The Tribunals and Wage Boards have generally followed the-principles laid down in the Fair Wages Committee’s Report on fixing wages. The Committee, in its report, has given a considerable thought to wage differentials and has stated that the following factors should be taken into consideration for fixation of wages:

  1. The degree of skill.
  2. The strain of work.
  3. The experience involved.
  4. The training involved.
  5. The responsibility undertaken.
  6. The mental and physical requirements.
  7. The disagreeableness of the task.
  8. The hazard attendant on the work, and
  9. The fatigue involved.

N.B: Classification of wages: The International Labour Organization (ILO) in one of its publications, classified wages as under:

  1. The amount necessary for mere subsistence;
  2. The amount necessary for health and decency; and
  3. The amount necessary to provide a standard of comfort.

In India, wages are classified as:

  • Minimum wage
  • Fair wage; and
  • Living wage

Minimum wage: A minimum wage has been defined by the Committee as “the wage which must provide not only for the bare sustenance of life, but for the preservation of the efficiency of the worker. For this purpose, the minimum wage must provide for some measure of education, medical requirements and amenities”. In other words, a minimum wage should provide for the sustenance of the worker’s family, for his efficiency, for the education of his family members, for their medical care and for some amenities. It is very difficult to determine the minimum wage because conditions vary from place to place, industry to industry and from worker to worker. However, the principles for determining minimum wages were evolved by the Government and have been incorporated in the Minimum Wages Act, 1948, the important principle being that minimum wages should provide not only for the bare sustenance of life but also for the preservation of the efficiency of the workers by way of education, medical care and other amenities.

Fair Wage: According to the Committee on Fair Wages, “it is the wage which is above the minimum wage but below the living wage.” The lower limit of the fair wage is obviously the minimum wage; the upper limit is set by the “capacity of the industry to pay”. Between these two limits, the actual wages should depend on considerations of such factors as:

i) The productivity of labour;

ii) The prevailing rates of wages in the same or neighbouring localities;

iii) The level of the national income and its distribution; and

iv) The place of industry in the economy.

Living Wage: This wage was recommended by the Committee as a fair wage and as ultimate goal in a wage policy.
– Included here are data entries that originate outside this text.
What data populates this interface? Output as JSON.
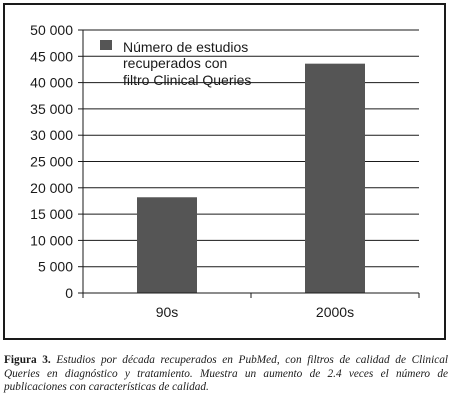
{
  "chart_data": {
    "type": "bar",
    "categories": [
      "90s",
      "2000s"
    ],
    "series": [
      {
        "name": "Número de estudios recuperados con filtro Clinical Queries",
        "values": [
          18200,
          43600
        ]
      }
    ],
    "ylim": [
      0,
      50000
    ],
    "yticks": [
      0,
      5000,
      10000,
      15000,
      20000,
      25000,
      30000,
      35000,
      40000,
      45000,
      50000
    ],
    "ytick_labels": [
      "0",
      "5 000",
      "10 000",
      "15 000",
      "20 000",
      "25 000",
      "30 000",
      "35 000",
      "40 000",
      "45 000",
      "50 000"
    ],
    "grid": "horizontal",
    "legend_position": "top-left",
    "legend_lines": [
      "Número de estudios",
      "recuperados con",
      "filtro Clinical Queries"
    ],
    "bar_color": "#555555"
  },
  "caption": {
    "label": "Figura 3.",
    "text": "Estudios por década recuperados en PubMed, con filtros de calidad de Clinical Queries en diagnóstico y tratamiento. Muestra un aumento de 2.4 veces el número de publicaciones con características de calidad."
  }
}
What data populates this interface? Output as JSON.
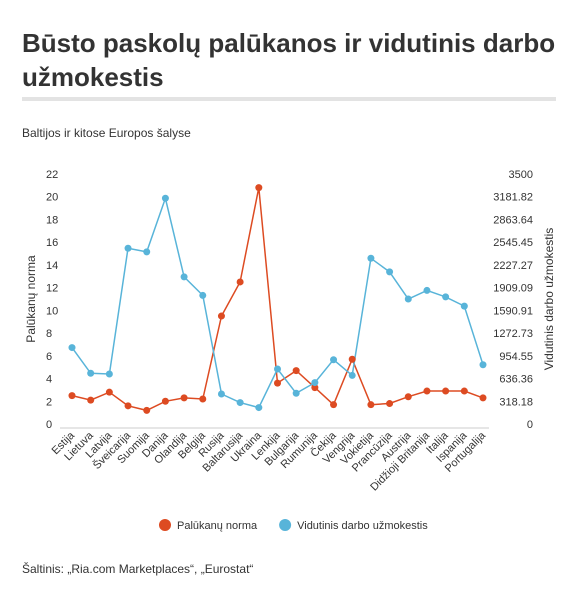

It defined a Living Wage as “one which should enable the earner to provide for himself and his family not only the bare essentials of food, clothing and shelter but a measure of frugal comfort, including education for his children, protection against ill-health, requirements of essential social needs and a measure of insurance against the more important misfortunes including old age”. In other words, a living wage was to provide for a standard of living that would ensure good health for the worker, and his family as well as a measure of decency, comfort, education for his children, and protection against misfortunes.